Stride times remained consistent throughout all sections of the run. Relative consistency in stride times for an individual may minimise their metabolic cost [40], as has been observed during runs over flat overground courses of a comparable distance [13,14,41] and during runs over overground courses with similar topological profiles [42]. Therefore, any changes in running speed with gradient and elapsed exercise duration would need to have been regulated by stride length. Regarding stride time variability, the significant elapsed exercise duration by gradient interaction was a result of the increased magnitude of variability seen in the uphill section of lap 1. This may represent a genuine interaction between elapsed time and gradient, or it may reflect changes in stride times caused by greater congestion at this stage of the run which induced increases in the magnitude of variability but had no effect on DFA-α.

In this study, data were collected from a popular, overground, mass-participation run, so a strength is that we have demonstrated the effect of gradient and elapsed exercise duration in a widely representative environment.

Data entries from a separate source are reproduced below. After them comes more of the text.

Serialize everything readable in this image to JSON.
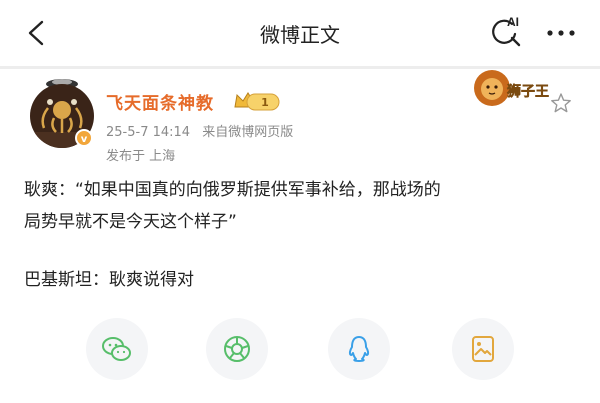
{
  "header": {
    "title": "微博正文",
    "icons": [
      "back-icon",
      "ai-search-icon",
      "more-icon"
    ]
  },
  "post": {
    "username": "飞天面条神教",
    "badge_level": "1",
    "timestamp": "25-5-7 14:14",
    "source": "来自微博网页版",
    "location": "发布于 上海",
    "lion_badge_text": "狮子王",
    "lines": [
      "耿爽：“如果中国真的向俄罗斯提供军事补给，那战场的",
      "局势早就不是今天这个样子”",
      "",
      "巴基斯坦：耿爽说得对"
    ]
  },
  "share": {
    "items": [
      "wechat-icon",
      "moments-icon",
      "qq-icon",
      "save-image-icon"
    ],
    "colors": {
      "wechat": "#57be6a",
      "moments": "#57be6a",
      "qq": "#3aa0e8",
      "image": "#e2a73d"
    }
  },
  "colors": {
    "username": "#e66b2a",
    "meta": "#8a8a8a"
  }
}
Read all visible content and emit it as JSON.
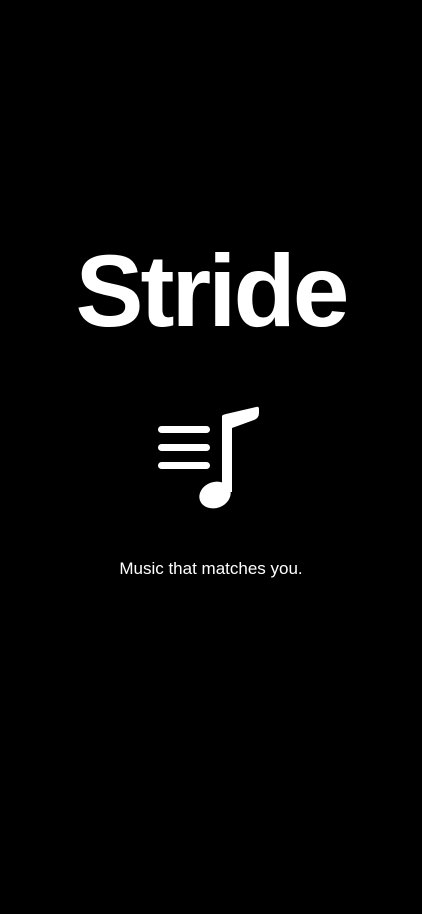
{
  "app": {
    "title": "Stride",
    "tagline": "Music that matches you.",
    "logo_icon": "music-note-list-icon"
  },
  "colors": {
    "background": "#000000",
    "foreground": "#ffffff"
  }
}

However, the extent to which these isolated effects can be interpreted in other contexts, such as laboratory-based studies, is limited. Factors that should be considered include: (1) congestion varied throughout the course of the run; (2) uphill and downhill running were completed on independent course sections that each possessed different corners, path widths, street furniture and subtle variations in smooth tarmac surface; (3) running speed and perceived and physiological exertion were not controlled; (4) analysis focused on the DFA-α of running stride times and thus only included participants for whom we could construct series of length N = 256 for running stride times.

5. Conclusions

This study was the first to apply DFA to stride times measured in an environment representative of a typical uncontrolled overground run. DFA-α values of stride times were found to decrease during downhill running compared to uphill running but did not change with elapsed exercise duration. Inter- and intra-run changes in running gait complexity should therefore be interpreted in the context of course elevation profiles before conclusions on the health of the human system are drawn. Future studies should investigate other environmental and task constraints to better understand the clinical implications of changes to running gait complexity during overground running.